04.07.2022 – Solarwatt will seinen Kunden und Partnern ab sofort die Verknüpfung der Bereiche Energie, Mobilität und Wärme ermöglichen. Dadurch soll die Weiterentwicklung vom Photovoltaik-Anbieter zum „Sektorenkoppler“ gelingen.

Um den Klimawandel zu bremsen und die Energiewende voranzubringen, sollen die Sektoren Strom, Wärme und Mobilität zunehmend verzahnt werden, damit die Energie effektiv verbraucht oder möglichst verlustarm gespeichert werden kann. Für Detlef Neuhaus, Geschäftsführer des Photovoltaikanlagenherstellers Solarwatt, ist die Sektorenkopplung wesentliche Voraussetzung dafür, dass Deutschland seine Klimaziele erreicht und die Menschen hierzulande unabhängiger von Öl und Gas werden: „Wenn in einem Einfamilienhaus eine Solaranlage installiert ist, liegt die CO2-Einsparung bei rund zehn Prozent. Bei einem Gesamtsystem, bei dem auch E-Auto und Wärmepumpe mit Solarstrom versorgt werden, sinken die CO2-Emissionen um bis zu 80 Prozent. Wenn wir die Sektorenkopplung in Einfamilienhäusern konsequent umsetzen, können wir in Deutschland rund 160 Millionen Tonnen CO2 einsparen, was knapp einem Viertel des Gesamtausstoßes in Deutschland entspricht.“

Durch Sektorenkopplung und intelligent gesteuert über ein Energiemanagementsystem können sich Hausbesitzer in weiten Teilen selbst versorgen. Foto: Solarwatt GmbH

Energieautarkie durch Sektorenkopplung stärken

Das Dresdner Unternehmen möchte sich vom Photovoltaik-Systemanbieter für Eigenheime und Kleingewerbe zum Anbieter für Sektorenkopplung weiterentwickeln und kooperiert dafür mit Stiebel Eltron, einem Hersteller im Bereich Haus- und Wärmetechnik. Detlef Neuhaus erläutert die Gründe für die neue Ausrichtung seiner Firma: „Mit einem Energiesystem bestehend aus Solaranlage, Wärmepumpe sowie E-Auto und gesteuert durch ein intelligentes Energiemanagement können sich Hausbesitzer in weiten Teilen selbst versorgen. Darüber hinaus ist es auch wirtschaftlich attraktiv. Ein solches System amortisiert sich schon nach wenigen Jahren, weil der Großteil der günstigen Solarenergie im Haushalt verwendet wird.“

Kooperation im Bereich Sektorenkopplung auf technischer Ebene

Solarwatt-Partner erhalten von Stiebel Eltron intensive Schulungen für die Planung und Installation von Wärmepumpen. Foto: Stiebel Eltron GmbH & Co. KG

Die Zusammenarbeit von Solarwatt mit Stiebel Eltron fuße auf der Überzeugung beider Unternehmen, dass die Sektorenkopplung großes Marktpotenzial bietet: „Stiebel Eltron hat schon immer mit dem SHK- und dem Elektrohandwerk zusammengearbeitet und auch Solarwatt geht das Thema Sektorenkopplung konsequent und ganzheitlich an. Für mich ist die technische Kooperation zwischen den beiden Unternehmen der ideale Schritt, damit die Welten Solarenergie und Wärme weiter zusammenwachsen“, sagt Dr. Nicholas Matten, Geschäftsführer von Stiebel Eltron.

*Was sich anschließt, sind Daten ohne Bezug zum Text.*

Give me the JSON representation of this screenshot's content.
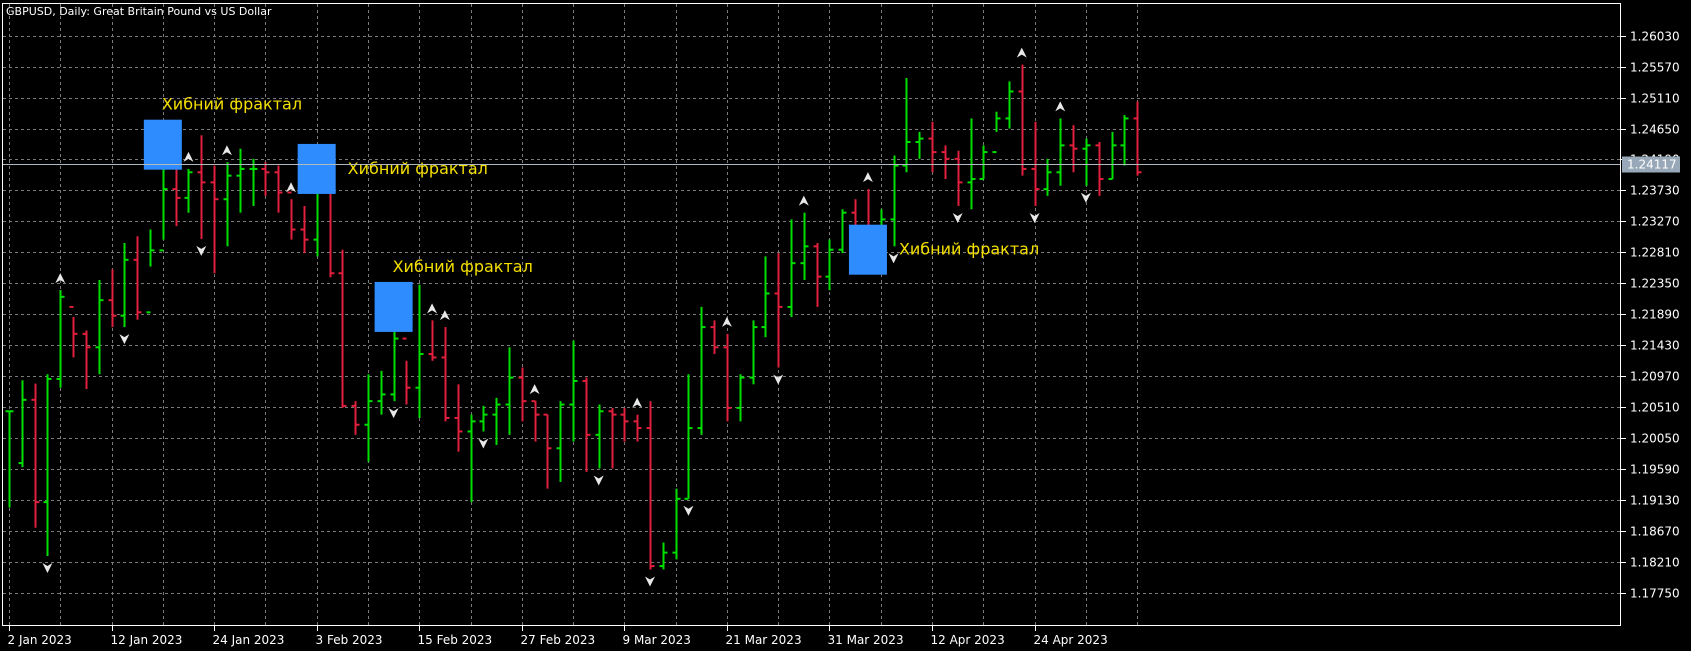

Aus dem Portfolio des niedersächsischen Anbieters für Haus- und Wärmetechnik hat Solarwatt die Wärmepumpensysteme ausgewählt, die in erster Linie im Gebäudebestand eingesetzt werden sollen. Diese Systeme können zukünftig von den bundesweiten Solarwatt-Installationspartnern verbaut werden.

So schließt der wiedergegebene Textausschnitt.